With his new album, ‘Naked Allies’, Irish – Australian tenor and alto saxophonist Daniel Rorke builds a bridge between Dublin, his current base and New York. He joins forces with fellow Dublin musician Matthew Jacobson on drums and New York-based musicians Simon Jermyn on bass and Oscar Noriega, alto sax and bass clarinet. Rorke has lived and worked in Iceland, Norway and Australia playing with Hilmar Jensson, Per Oddvar, Rune Nergaard and Alister Spence to name but a few. Five of the seven tracks on Naked Allies are original compositions by Rorke, the remaining two by frequent collaborator Jacobson. The album was recorded last year at Figure 8 Studios, Brooklyn, New York and is one of the first releases on Orenda Records, a small Southern California based label.
The title track, ‘Naked Allies’, weaves its horn theme intro with precision, two saxes soon alternate solos but there’s a competitive edge here as the exchange becomes a more heated abstract expression before returning to the structure of the introductory riffing. All the while the submerged throb of the electric bass gives the piece a satisfying disconnect with what’s going on higher in the register. Jermyn’s bass almost sounds as if it is leaking into the recording from an adjacent studio, giving the tune a uniquely juxtaposed sound.
The second track, ‘I’m Benter’, begins with soothing low key tone and pace. Here the bass sounds more acoustic, sketchy and playful. The drums tap around the sax as it gently ebbs and flows, the whole thing has the atmosphere of the city in the small hours, the sax mimicking the background urban sounds of passing traffic or a distant freight train. Drums and bass increase in volume incrementally picking out a groove.

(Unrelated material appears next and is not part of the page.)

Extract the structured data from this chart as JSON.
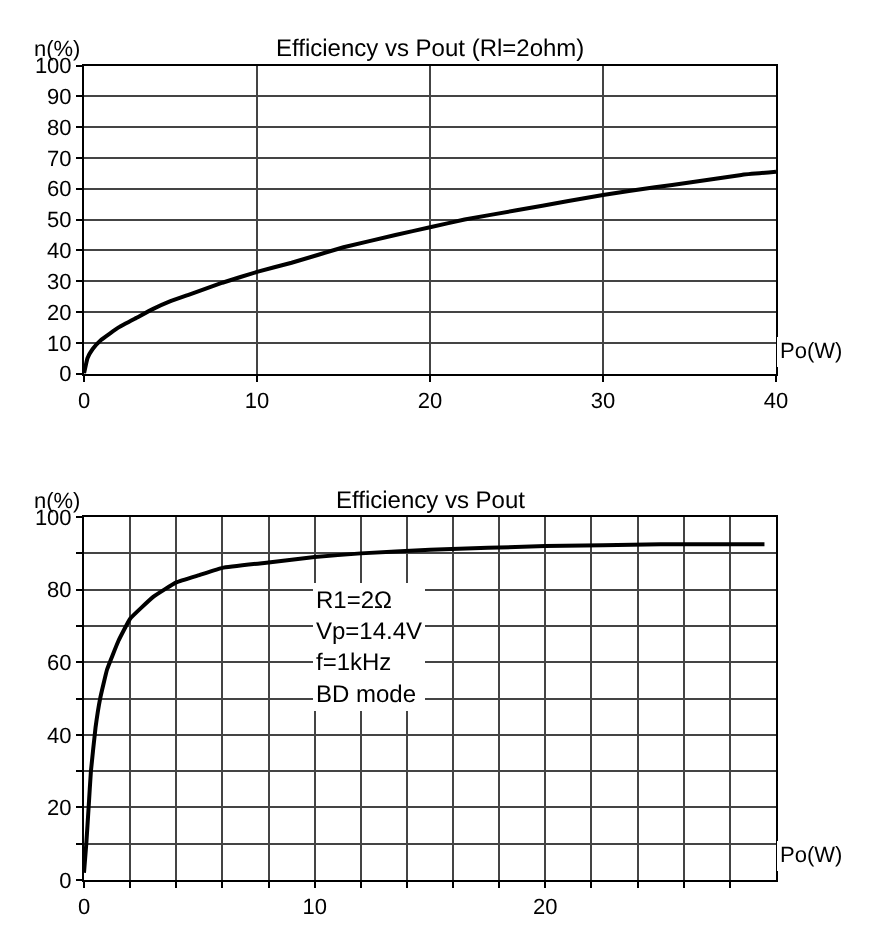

‘Shitbearder’, an eye catchingly titled song, and probably my favourite, provides an extremely funky variation on the sounds already introduced to us with bass and drums tightly clipped but right on target as they build around the rest of the group. The structure soon breaks down into a freer exploration, there is a sudden and urgent change of pace as the original motif is brought sharply to the fore. The whole thing is concluded rather neatly with a single exhalation from the sax.
‘Bk’, a quiet and sombre track has more of a Nordic feel about it, plenty of percussive rattles and brushes are pleasingly evident but with a hint of Jaco Pastorious style harmonics on the bass. The sax is joined by bass clarinet, deepening the already sombre mood. It’s followed by ‘Dorothy’, which flows almost seamlessly from the previous track. Both saxes build an intensity as the whole atmosphere is transformed with the introduction of the bass which sounds like it’s emanating from the subwoofer of a passing car. I really savoured the way these layers in the music are meshed together.
The record is impressively presented with an enigmatic sleeve illustration which at first glance appears like something from a 60s sci-fi paperback. It is in fact by nineteenth-century French artist and émigré to the US Étienne Léopold Trouvelot and looks quite embryonic but is aptly revealed to be an impression of the planet Mars.
The more I listen to this record the more I like it, especially the way it fuses a 60s jazz feel with Nordic overtones and very contemporary urban undertones. The more abstract inclinations of the players have been finely balanced with enough structure to keep me going back for more.